The industry is looking for guidance from the SEC to sort out essential information that consumers need to make an informed decision about the investments and more detailed information that could overwhelm them, according to Stephen Roth, a partner at Sutherland Asbill & Brennan.
Today, variable annuity prospectuses run anywhere from 150 to 300 pages.
“We think the information can be distilled into a format that is more user-friendly, more readable and more understandable,” said Mr. Roth, who coordinates the Committee of Annuity Insurers, a group of 28 companies that account for more than 80% of annuity sales.

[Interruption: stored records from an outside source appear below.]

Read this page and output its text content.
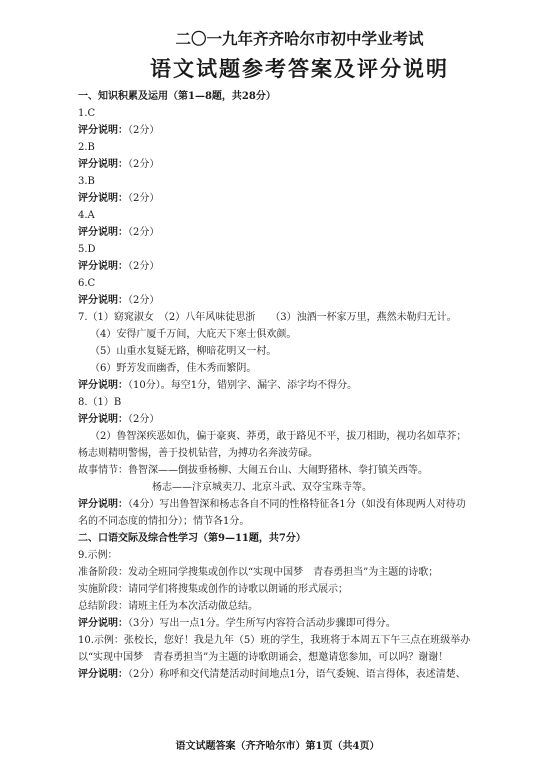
二〇一九年齐齐哈尔市初中学业考试
语文试题参考答案及评分说明
一、知识积累及运用（第1—8题，共28分）
1.C
评分说明：（2分）
2.B
评分说明：（2分）
3.B
评分说明：（2分）
4.A
评分说明：（2分）
5.D
评分说明：（2分）
6.C
评分说明：（2分）
7.（1）窈窕淑女　（2）八年风味徒思浙　　（3）浊酒一杯家万里，燕然未勒归无计。
（4）安得广厦千万间，大庇天下寒士俱欢颜。
（5）山重水复疑无路，柳暗花明又一村。
（6）野芳发而幽香，佳木秀而繁阴。
评分说明：（10分）。每空1分，错别字、漏字、添字均不得分。
8.（1）B
评分说明：（2分）
（2）鲁智深疾恶如仇，偏于豪爽、莽勇，敢于路见不平，拔刀相助，视功名如草芥；
杨志则精明警惕，善于投机钻营，为搏功名奔波劳碌。
故事情节：鲁智深——倒拔垂杨柳、大闹五台山、大闹野猪林、拳打镇关西等。
杨志——汴京城卖刀、北京斗武、双夺宝珠寺等。
评分说明：（4分）写出鲁智深和杨志各自不同的性格特征各1分（如没有体现两人对待功
名的不同态度的情扣分）；情节各1分。
二、口语交际及综合性学习（第9—11题，共7分）
9.示例：
准备阶段：发动全班同学搜集或创作以“实现中国梦　青春勇担当”为主题的诗歌；
实施阶段：请同学们将搜集或创作的诗歌以朗诵的形式展示；
总结阶段：请班主任为本次活动做总结。
评分说明：（3分）写出一点1分。学生所写内容符合活动步骤即可得分。
10.示例：张校长，您好！我是九年（5）班的学生，我班将于本周五下午三点在班级举办
以“实现中国梦　青春勇担当”为主题的诗歌朗诵会，想邀请您参加，可以吗？谢谢！
评分说明：（2分）称呼和交代清楚活动时间地点1分，语气委婉、语言得体，表述清楚、
语文试题答案（齐齐哈尔市）第1页（共4页）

A summary prospectus would help explain variable annuities for customers at the point of sale, said Richard Choi, a shareholder at Carlton Fields Jorden Burt.
“The variable annuity summary will go a long way towards simplifying for the investor the benefits and costs of the product and how it works,” Mr. Choi said. “The VA summary is long overdue.”
An investment adviser who usually shies away from recommending variable annuities for his clients because of their costs and withdrawal restrictions said a summary prospectus would benefit investors by putting critical information in one place.
“That’s a great idea,” said Mike Sedlak, managing member of Golden Trail Advisers. “You can evaluate something in 15 minutes rather than spending hours digging through a 50-page prospectus.”
The SEC in 2009 amended mutual fund disclosure forms to allow for summary prospectuses that would outline a fund’s investment objectives and strategies, risks, costs and performance. As of the first quarter of this year, about 80% of funds offered such documents.
But the agency is finding that the mutual fund summaries are not so brief or clear.
“Our disclosure staff has observed that for many funds, this summary disclosure at the front of the prospectus has become complex, technical and duplicative,” SEC Division of Investment Management Director Norm Champ said at the IRI conference last week. “We are seeing some exceedingly long summary sections — far longer than the three or four pages the commission asked for. We see long, dense paragraphs that are difficult to read.”
The SEC also has noticed some of the same problems with variable annuity disclosures.
“These products are designed for long-term investment,” Mr. Covington of IRI said. “All of our member companies want to make investors understand the costs of withdrawing money before the intended holding period.”